SAN MATEO (03/03/2000) - FOLLOWING THROUGH on a promise made when they announced their decision to merge, America Online Inc. and Time Warner Inc.
(TW) this week said they welcomed giving competing ISPs access to TW's cable infrastructure.
However, sources said the move was designed largely to fend off some of the flack AOL has gotten for seeming to waffle on the issue. A new MOU (memorandum of understanding) between the two -- detailing new "open-access business practices" -- also coincided with meetings to discuss the merger on Capitol Hill and at the Federal Communications Commission.
Until it merged with TW, AOL lobbied to have government bodies regulate broadband cable access. But AOL Chairman and CEO Steve Case said at the merger's unveiling that market forces should prevail.
Some industry watchers speculated that the move was a small concession for AOL, however.
"This probably isn't that big a deal for them, because AOL controls so much of the market," said Steven Harris, an analyst at International Data Corp., in Framingham, Mass.
In building its open-access framework through the MOU, AOL and TW also left themselves some room on sticky issues such as customer control, said Harris. On broadband platforms, the question of ISPs having direct relationships with end-users can be thorny.
AOL-TW also made no promises to offer the same prices to competing ISPs that AOL enjoys, said Harris.Those pricing issues will likely come up as companies such as GTE -- which runs ISP GTE.net -- begin negotiating for access to TW cable properties.
"The MOU references nondiscriminatory access for multiple ISPs. But there is some ambiguity as to what that means precisely for the purposes of negotiation," said John Raposa, associate general counsel for Irving, Texas-based GTE.
GTE, however, applauded AOL's move. "From our perspective, we view this as a clearly positive development we hope will [prompt] the rest of the cable industry to do the same thing," Raposa said.
Exclusive deals between cable operators and ISPs such as the one binding AT&T to Excite@Home have irked competing ISPs. AT&T has vowed to break its pattern of exclusivity but not until its contract with Excite runs out in 2002.
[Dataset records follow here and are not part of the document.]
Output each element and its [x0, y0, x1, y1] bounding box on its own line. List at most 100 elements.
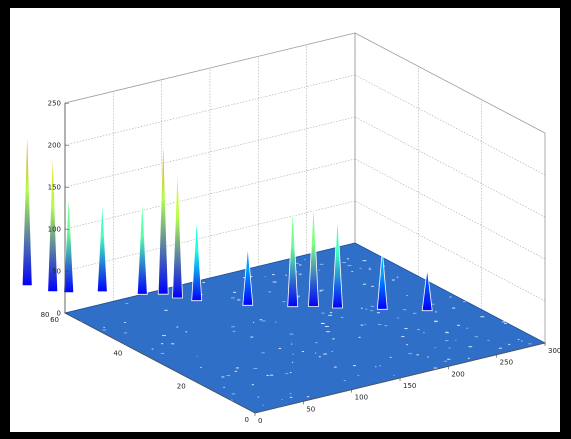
surface-speckle — [412, 312, 417, 314]
z-tick-label: 250 — [48, 100, 61, 108]
surface-speckle — [434, 347, 436, 349]
surface-speckle — [231, 326, 235, 328]
surface-speckle — [200, 366, 202, 368]
surface-speckle — [444, 360, 448, 362]
surface-speckle — [250, 276, 253, 278]
surface-chart: 0 50 100 150 200 250 0 50 100 150 200 250 300 0 20 40 60… — [21, 32, 562, 426]
surface-speckle — [272, 281, 277, 283]
surface-peak — [96, 199, 108, 293]
surface-speckle — [262, 404, 264, 406]
z-tick-label: 50 — [52, 268, 61, 276]
surface-speckle — [444, 340, 449, 342]
z-tick-label: 200 — [48, 142, 61, 150]
z-tick-label: 100 — [48, 226, 61, 234]
surface-speckle — [259, 319, 263, 321]
surface-speckle — [285, 274, 287, 276]
surface-speckle — [202, 282, 205, 284]
surface-speckle — [299, 264, 302, 266]
surface-speckle — [164, 309, 168, 311]
surface-speckle — [281, 399, 283, 401]
surface-speckle — [447, 358, 451, 360]
surface-speckle — [123, 332, 128, 334]
surface-speckle — [406, 344, 408, 346]
axis-layer: 0 50 100 150 200 250 0 50 100 150 200 250 300 0 20 40 60… — [41, 100, 562, 426]
surface-speckle — [467, 357, 470, 359]
surface-speckle — [319, 290, 323, 292]
surface-speckle — [151, 348, 154, 350]
surface-speckle — [292, 353, 294, 355]
surface-speckle — [416, 354, 419, 356]
surface-speckle — [433, 367, 438, 369]
surface-speckle — [297, 297, 299, 299]
surface-speckle — [289, 396, 293, 398]
surface-speckle — [196, 355, 198, 357]
surface-speckle — [314, 342, 318, 344]
z-tick-label: 0 — [57, 310, 61, 318]
surface-speckle — [333, 366, 337, 368]
z-tick-label: 150 — [48, 184, 61, 192]
surface-speckle — [397, 317, 399, 319]
surface-speckle — [408, 353, 413, 355]
surface-speckle — [379, 365, 381, 367]
surface-peak — [47, 148, 59, 293]
surface-speckle — [347, 265, 352, 267]
surface-speckle — [321, 312, 325, 314]
surface-speckle — [318, 269, 321, 271]
y-tick-label: 60 — [50, 316, 59, 324]
surface-speckle — [329, 312, 333, 314]
surface-speckle — [235, 367, 240, 369]
surface-peak — [332, 215, 343, 309]
surface-speckle — [452, 307, 456, 309]
z-tick — [64, 312, 70, 314]
surface-speckle — [242, 277, 245, 279]
surface-speckle — [359, 267, 362, 269]
surface-speckle — [434, 320, 439, 322]
surface-speckle — [393, 374, 395, 376]
x-tick-label: 100 — [355, 394, 368, 402]
surface-speckle — [370, 310, 374, 312]
surface-speckle — [462, 301, 466, 303]
surface-speckle — [369, 267, 371, 269]
surface-speckle — [299, 274, 301, 276]
surface-speckle — [268, 291, 272, 293]
surface-speckle — [502, 321, 505, 323]
surface-speckle — [234, 370, 238, 372]
surface-speckle — [448, 347, 451, 349]
surface-speckle — [401, 336, 405, 338]
surface-speckle — [176, 326, 179, 328]
surface-speckle — [298, 273, 302, 275]
surface-speckle — [124, 322, 127, 324]
surface-speckle — [445, 332, 449, 334]
surface-speckle — [278, 347, 282, 349]
surface-speckle — [237, 299, 241, 301]
z-tick — [64, 228, 70, 230]
z-tick — [64, 102, 70, 104]
surface-speckle — [528, 343, 532, 345]
surface-speckle — [276, 407, 280, 409]
y-tick-label: 80 — [41, 311, 50, 319]
surface-speckle — [301, 351, 305, 353]
surface-speckle — [364, 323, 366, 325]
surface-speckle — [342, 262, 346, 264]
surface-speckle — [161, 343, 164, 345]
surface-peak — [376, 250, 388, 310]
z-tick — [64, 270, 70, 272]
surface-peak — [172, 163, 183, 299]
surface-speckle — [315, 352, 317, 354]
surface-speckle — [455, 339, 457, 341]
surface-speckle — [466, 327, 469, 329]
surface-peak — [308, 201, 319, 307]
y-tick-label: 20 — [177, 383, 186, 391]
x-tick-label: 0 — [258, 417, 262, 425]
surface-peak — [287, 205, 299, 308]
surface-speckle — [324, 326, 329, 328]
surface-speckle — [125, 302, 129, 304]
surface-speckle — [321, 323, 325, 325]
surface-speckle — [371, 285, 374, 287]
surface-speckle — [517, 338, 520, 340]
x-tick-label: 250 — [500, 359, 513, 367]
surface-speckle — [402, 309, 407, 311]
x-tick-label: 300 — [548, 347, 560, 355]
surface-speckle — [295, 262, 299, 264]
The AOL-TW memo also raised some eyebrows by mentioning "marketing commitments" in its list of criteria for pricing ISP access.
"This could mean they give ISPs an easier time if they [do] a certain level of marketing for them," said Sue Ashdown, director of Washington, D.C.-based U.S.
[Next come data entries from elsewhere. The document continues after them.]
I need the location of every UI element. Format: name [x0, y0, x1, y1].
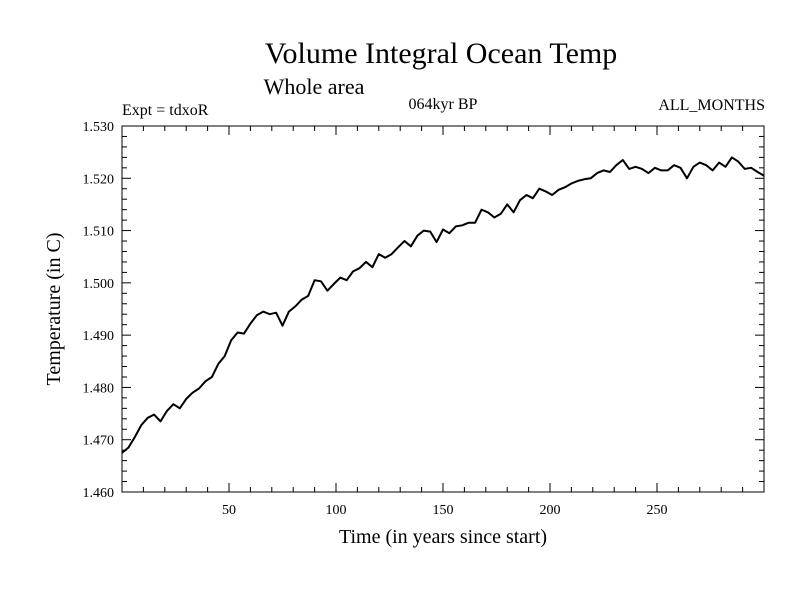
chart-title: Volume Integral Ocean Temp: [265, 37, 618, 70]
y-tick-label: 1.520: [83, 172, 115, 187]
y-tick-label: 1.490: [83, 329, 115, 344]
series-layer: [121, 156, 765, 454]
months-label: ALL_MONTHS: [658, 97, 765, 114]
x-tick-label: 250: [647, 503, 668, 518]
plot-frame: [121, 125, 765, 493]
period-label: 064kyr BP: [409, 96, 478, 113]
chart-subtitle: Whole area: [264, 74, 365, 99]
y-tick-label: 1.500: [83, 277, 115, 292]
x-tick-label: 200: [540, 503, 561, 518]
y-axis-label: Temperature (in C): [43, 233, 65, 386]
y-tick-label: 1.530: [83, 120, 115, 135]
y-tick-label: 1.510: [83, 225, 115, 240]
y-tick-label: 1.460: [83, 486, 115, 501]
x-tick-label: 50: [222, 503, 236, 518]
experiment-label: Expt = tdxoR: [122, 102, 209, 119]
x-tick-label: 150: [433, 503, 454, 518]
x-axis-label: Time (in years since start): [339, 526, 547, 548]
axes: 50 100 150 200 250 1.460 1.470 1.480 1.490 1.500 1…: [83, 120, 764, 518]
temperature-series-line: [121, 156, 765, 454]
x-tick-label: 100: [326, 503, 347, 518]
y-tick-label: 1.480: [83, 381, 115, 396]
y-tick-label: 1.470: [83, 434, 115, 449]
Internet Service Providers Association.
Time Warner Inc., in New York, can be reached at www.timewarner.com. America Online Inc., in Dulles, Va., can be reached at www.aol.com.
Open access for all
AOL and Time Warner's MOU gives some details on the plan to let ISPs use Time Warner's cable network.
* Consumers would not be required to buy service from AOL.
* AOL-TW would not limit the number of ISPs providing access.
* AOL-TW will factor in speed, marketing agreements, and the type of service when deciding how much to charge other ISPs.
AOL HIT WITH MORE LAWSUITS
America Online has been slapped with two more class-action lawsuits. The lawsuits allege that the latest version of AOL's Internet software makes changes to customers' PCs that make it hard, if not impossible, for them to connect to alternative ISPs.
The most recent lawsuits were filed this week in New Jersey and Oregon. They seek class-action status on behalf of all users in those states who installed AOL Version 5.0. They follow similar lawsuits filed earlier this year in Washington, Arizona, Virginia, Colorado, and Ohio.
The claims made in all of the lawsuits are similar and relate to the most recent version of AOL's Internet software -- AOL Version 5.0 -- released in October of last year.
AOL failed to inform customers that installing the AOL 5.0 upgrade would make "dramatic changes" to their operating systems and would interfere with their ability to connect to other ISPs, according to a statement issued this week by Hagens Berman, a law firm handling four of the lawsuits, including the two most recent filings.
AOL did not return a call about the latest lawsuits. AOL previously said, however, that users must grant permission before any changes are made to their computer settings and can find instructions in the AOL help area about how to change them back. The company maintains that users can use multiple ISPs with AOL Version 5.0.
America Online Inc., in Dulles, Va., is at www.aol.com.